Last November, Yale and Harvard Law Schools announced that they would no longer participate in U.S. News & World Report’s annual list of top law schools. Other top schools followed suit.
As a result, U.S. News announced a series of changes to its law school rankings methodology. These changes are the result of conversations the publication had with over 100 deans and representatives of top law schools. According to Robert Morse and Stephanie Salmon, U.S. News “will rank law schools in the upcoming rankings using publicly available data that law schools annually make available as required by the American Bar Association whether or not schools respond to our annual survey. For schools that do respond, [U.S. News] will publish more detailed profiles, enabling students to create a more comprehensive picture of their various choices. For the rankings portion, there will be some changes in how we weight certain data points, including a reduced emphasis on the peer assessment surveys of academics, lawyers and judges, and an increased weight on outcome measures.”

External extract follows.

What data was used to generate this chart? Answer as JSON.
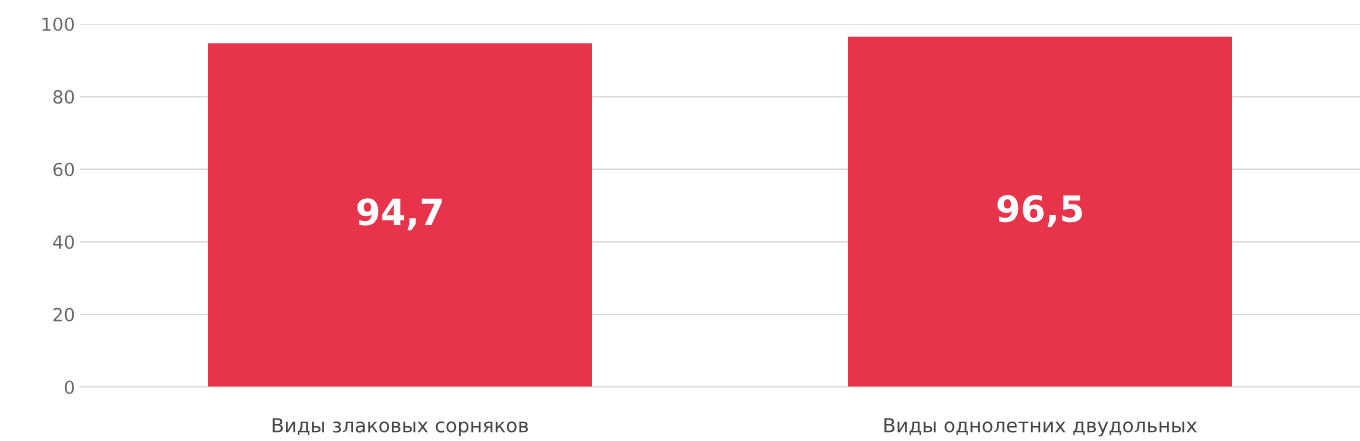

U.S. News also announced that they intend to disclose more of the information collected by the publication to students to increase the rankings’ effectiveness as a tool for students in deciding which law school is the best fit for their needs. As such, their announcement included a call for ever-increasing transparency on the part of law schools in making their data publicly available for evaluation by U.S. News and other ranking authorities.

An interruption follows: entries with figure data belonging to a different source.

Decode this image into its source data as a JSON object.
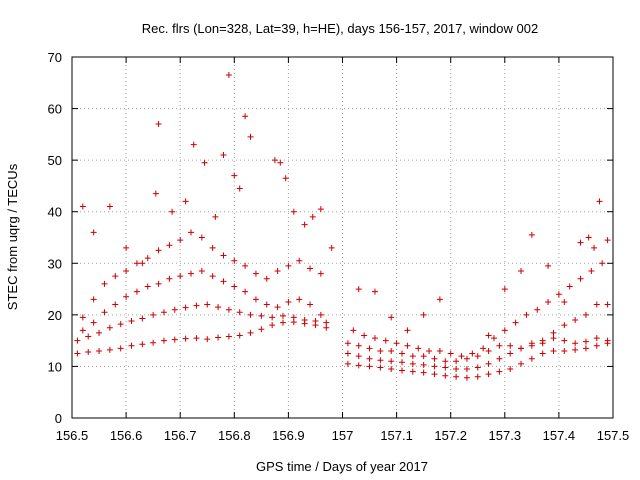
{
  "chart_data": {
    "type": "scatter",
    "title": "Rec. flrs (Lon=328, Lat=39, h=HE), days 156-157, 2017, window 002",
    "xlabel": "GPS time / Days of year 2017",
    "ylabel": "STEC from uqrg / TECUs",
    "xlim": [
      156.5,
      157.5
    ],
    "ylim": [
      0,
      70
    ],
    "xticks": [
      "156.5",
      "156.6",
      "156.7",
      "156.8",
      "156.9",
      "157",
      "157.1",
      "157.2",
      "157.3",
      "157.4",
      "157.5"
    ],
    "yticks": [
      "0",
      "10",
      "20",
      "30",
      "40",
      "50",
      "60",
      "70"
    ],
    "grid": true,
    "marker": "+",
    "color": "#cc0000",
    "series": [
      {
        "name": "s1",
        "x": [
          156.51,
          156.53,
          156.55,
          156.57,
          156.59,
          156.61,
          156.63,
          156.65,
          156.67,
          156.69,
          156.71,
          156.73,
          156.75,
          156.77,
          156.79,
          156.81,
          156.83,
          156.85,
          156.87,
          156.89,
          156.91,
          156.93,
          156.95,
          156.97
        ],
        "y": [
          12.5,
          12.8,
          13.0,
          13.2,
          13.5,
          14.0,
          14.3,
          14.6,
          15.0,
          15.2,
          15.4,
          15.5,
          15.3,
          15.6,
          15.8,
          16.0,
          16.5,
          17.2,
          18.0,
          18.5,
          18.6,
          18.3,
          18.0,
          17.5
        ]
      },
      {
        "name": "s2",
        "x": [
          156.51,
          156.53,
          156.55,
          156.57,
          156.59,
          156.61,
          156.63,
          156.65,
          156.67,
          156.69,
          156.71,
          156.73,
          156.75,
          156.77,
          156.79,
          156.81,
          156.83,
          156.85,
          156.87,
          156.89,
          156.91,
          156.93,
          156.95,
          156.97
        ],
        "y": [
          15.0,
          15.8,
          16.5,
          17.5,
          18.2,
          18.8,
          19.3,
          20.0,
          20.5,
          21.0,
          21.4,
          21.8,
          22.0,
          21.5,
          21.0,
          20.5,
          20.0,
          19.8,
          19.5,
          19.8,
          19.5,
          19.0,
          18.8,
          18.5
        ]
      },
      {
        "name": "s3",
        "x": [
          156.52,
          156.54,
          156.56,
          156.58,
          156.6,
          156.62,
          156.64,
          156.66,
          156.68,
          156.7,
          156.72,
          156.74,
          156.76,
          156.78,
          156.8,
          156.82,
          156.84,
          156.86,
          156.88,
          156.9,
          156.92,
          156.94,
          156.96
        ],
        "y": [
          17.0,
          18.5,
          20.5,
          22.0,
          23.5,
          24.5,
          25.5,
          26.0,
          27.0,
          27.5,
          28.0,
          28.5,
          27.5,
          26.5,
          25.5,
          24.5,
          23.0,
          22.0,
          21.5,
          22.5,
          23.0,
          22.0,
          20.0
        ]
      },
      {
        "name": "s4",
        "x": [
          156.52,
          156.54,
          156.56,
          156.58,
          156.6,
          156.62,
          156.64,
          156.66,
          156.68,
          156.7,
          156.72,
          156.74,
          156.76,
          156.78,
          156.8,
          156.82,
          156.84,
          156.86,
          156.88,
          156.9,
          156.92,
          156.94,
          156.96
        ],
        "y": [
          19.5,
          23.0,
          26.0,
          27.5,
          28.5,
          30.0,
          31.0,
          32.5,
          33.5,
          34.5,
          36.0,
          35.0,
          33.0,
          31.5,
          30.5,
          29.5,
          28.0,
          27.0,
          28.5,
          29.5,
          30.5,
          29.0,
          28.0
        ]
      },
      {
        "name": "s5",
        "x": [
          156.52,
          156.54,
          156.57,
          156.6,
          156.63,
          156.655,
          156.66,
          156.685,
          156.71,
          156.725,
          156.745,
          156.765,
          156.78,
          156.79,
          156.8,
          156.81,
          156.82,
          156.83,
          156.875,
          156.885,
          156.895,
          156.91,
          156.93,
          156.945,
          156.96,
          156.98
        ],
        "y": [
          41.0,
          36.0,
          41.0,
          33.0,
          30.0,
          43.5,
          57.0,
          40.0,
          42.0,
          53.0,
          49.5,
          39.0,
          51.0,
          66.5,
          47.0,
          44.5,
          58.5,
          54.5,
          50.0,
          49.5,
          46.5,
          40.0,
          37.5,
          39.0,
          40.5,
          33.0
        ]
      },
      {
        "name": "s6",
        "x": [
          157.01,
          157.03,
          157.05,
          157.07,
          157.09,
          157.11,
          157.13,
          157.15,
          157.17,
          157.19,
          157.21,
          157.23,
          157.25,
          157.27,
          157.29,
          157.31,
          157.33,
          157.35,
          157.37,
          157.39,
          157.41,
          157.43,
          157.45,
          157.47,
          157.49
        ],
        "y": [
          10.5,
          10.2,
          10.0,
          9.8,
          9.5,
          9.2,
          9.0,
          8.8,
          8.5,
          8.2,
          8.0,
          7.8,
          8.0,
          8.5,
          9.0,
          9.5,
          10.5,
          11.5,
          12.5,
          13.0,
          13.0,
          13.2,
          13.5,
          14.0,
          14.5
        ]
      },
      {
        "name": "s7",
        "x": [
          157.01,
          157.03,
          157.05,
          157.07,
          157.09,
          157.11,
          157.13,
          157.15,
          157.17,
          157.19,
          157.21,
          157.23,
          157.25,
          157.27,
          157.29,
          157.31,
          157.33,
          157.35,
          157.37,
          157.39,
          157.41,
          157.43,
          157.45,
          157.47,
          157.49
        ],
        "y": [
          12.5,
          12.0,
          11.5,
          11.2,
          11.0,
          10.8,
          10.5,
          10.3,
          10.0,
          9.8,
          9.5,
          9.5,
          9.8,
          10.5,
          11.5,
          12.5,
          13.5,
          14.5,
          15.0,
          15.5,
          15.0,
          14.5,
          14.8,
          15.5,
          15.0
        ]
      },
      {
        "name": "s8",
        "x": [
          157.01,
          157.03,
          157.05,
          157.07,
          157.09,
          157.11,
          157.13,
          157.15,
          157.17,
          157.19,
          157.21,
          157.23,
          157.25,
          157.27,
          157.29,
          157.31,
          157.33,
          157.35,
          157.37,
          157.39,
          157.41,
          157.43,
          157.45,
          157.47,
          157.49
        ],
        "y": [
          14.5,
          14.0,
          13.5,
          13.0,
          13.0,
          12.5,
          12.0,
          12.0,
          11.5,
          11.0,
          11.0,
          11.5,
          12.0,
          13.0,
          14.0,
          14.0,
          13.5,
          14.0,
          14.5,
          16.5,
          18.0,
          19.0,
          20.0,
          22.0,
          22.0
        ]
      },
      {
        "name": "s9",
        "x": [
          157.02,
          157.04,
          157.06,
          157.08,
          157.1,
          157.12,
          157.14,
          157.16,
          157.18,
          157.2,
          157.22,
          157.24,
          157.26,
          157.28,
          157.3,
          157.32,
          157.34,
          157.36,
          157.38,
          157.4,
          157.42,
          157.44,
          157.46,
          157.48
        ],
        "y": [
          17.0,
          16.0,
          15.5,
          15.0,
          14.5,
          14.0,
          13.5,
          13.0,
          13.0,
          12.5,
          12.0,
          12.5,
          13.5,
          15.5,
          17.0,
          18.5,
          20.0,
          21.0,
          22.5,
          24.0,
          25.5,
          27.0,
          28.5,
          30.0
        ]
      },
      {
        "name": "s10",
        "x": [
          157.03,
          157.06,
          157.09,
          157.12,
          157.15,
          157.18,
          157.27,
          157.3,
          157.33,
          157.35,
          157.38,
          157.41,
          157.44,
          157.455,
          157.465,
          157.475,
          157.49
        ],
        "y": [
          25.0,
          24.5,
          19.5,
          17.0,
          20.0,
          23.0,
          16.0,
          25.0,
          28.5,
          35.5,
          29.5,
          22.5,
          34.0,
          35.0,
          33.0,
          42.0,
          34.5
        ]
      }
    ]
  }
}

Since U.S. News’ statement, many law schools have held their stance on withdrawing from the ranking. Scott Jaschik of Inside Higher Ed quoted Yale Law’s Dean Heather K. Gerken as saying, “having a window into the operations and decision-making process at U.S. News in recent weeks has only cemented our decision to stop participating in the rankings.” Harvard Law School did not comment. Duke University and University of Michigan law schools both have not changed their position since withdrawing from the ranking.

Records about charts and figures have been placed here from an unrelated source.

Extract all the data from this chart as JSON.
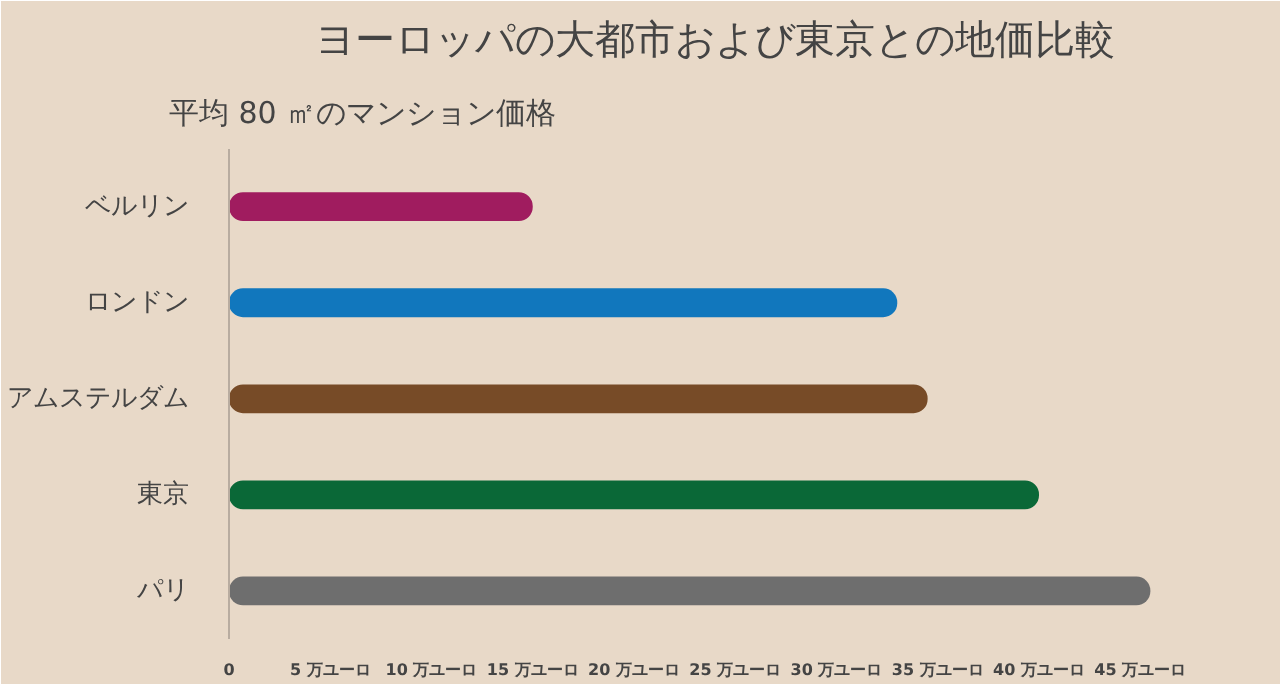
{
  "chart_data": {
    "type": "bar",
    "orientation": "horizontal",
    "title": "ヨーロッパの大都市および東京との地価比較",
    "subtitle": "平均 80 ㎡のマンション価格",
    "categories": [
      "ベルリン",
      "ロンドン",
      "アムステルダム",
      "東京",
      "パリ"
    ],
    "values": [
      15,
      33,
      34.5,
      40,
      45.5
    ],
    "colors": [
      "#a01c5f",
      "#1177bd",
      "#774b27",
      "#0a6837",
      "#6e6e6e"
    ],
    "xlim": [
      0,
      48
    ],
    "xticks": [
      0,
      {
        "value": 5,
        "label": "5 万ユーロ"
      },
      {
        "value": 10,
        "label": "10 万ユーロ"
      },
      {
        "value": 15,
        "label": "15 万ユーロ"
      },
      {
        "value": 20,
        "label": "20 万ユーロ"
      },
      {
        "value": 25,
        "label": "25 万ユーロ"
      },
      {
        "value": 30,
        "label": "30 万ユーロ"
      },
      {
        "value": 35,
        "label": "35 万ユーロ"
      },
      {
        "value": 40,
        "label": "40 万ユーロ"
      },
      {
        "value": 45,
        "label": "45 万ユーロ"
      }
    ],
    "grid": false
  }
}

Others pointed out just how quickly U.S. News released changes to its methodology. Jaschik notes that Aaron N. Taylor, executive director of AccessLex Institute Center for Legal Education Excellence, stated of the announcement: “It is remarkable the speed at which the opt-outs prompted U.S. News to respond. It took only weeks to address issues they’ve been hearing about for years. This seems to highlight how worried they are about a mass defection by law schools.”
While US News has taken some steps to fix its law school rankings system, it remains to be seen whether these changes are enough to make the publication reputable again. However, the initial response from institutions that have withdrawn indicates that it will take more than short-term changes to restore the reputation of U.S. News Best Law Schools rankings.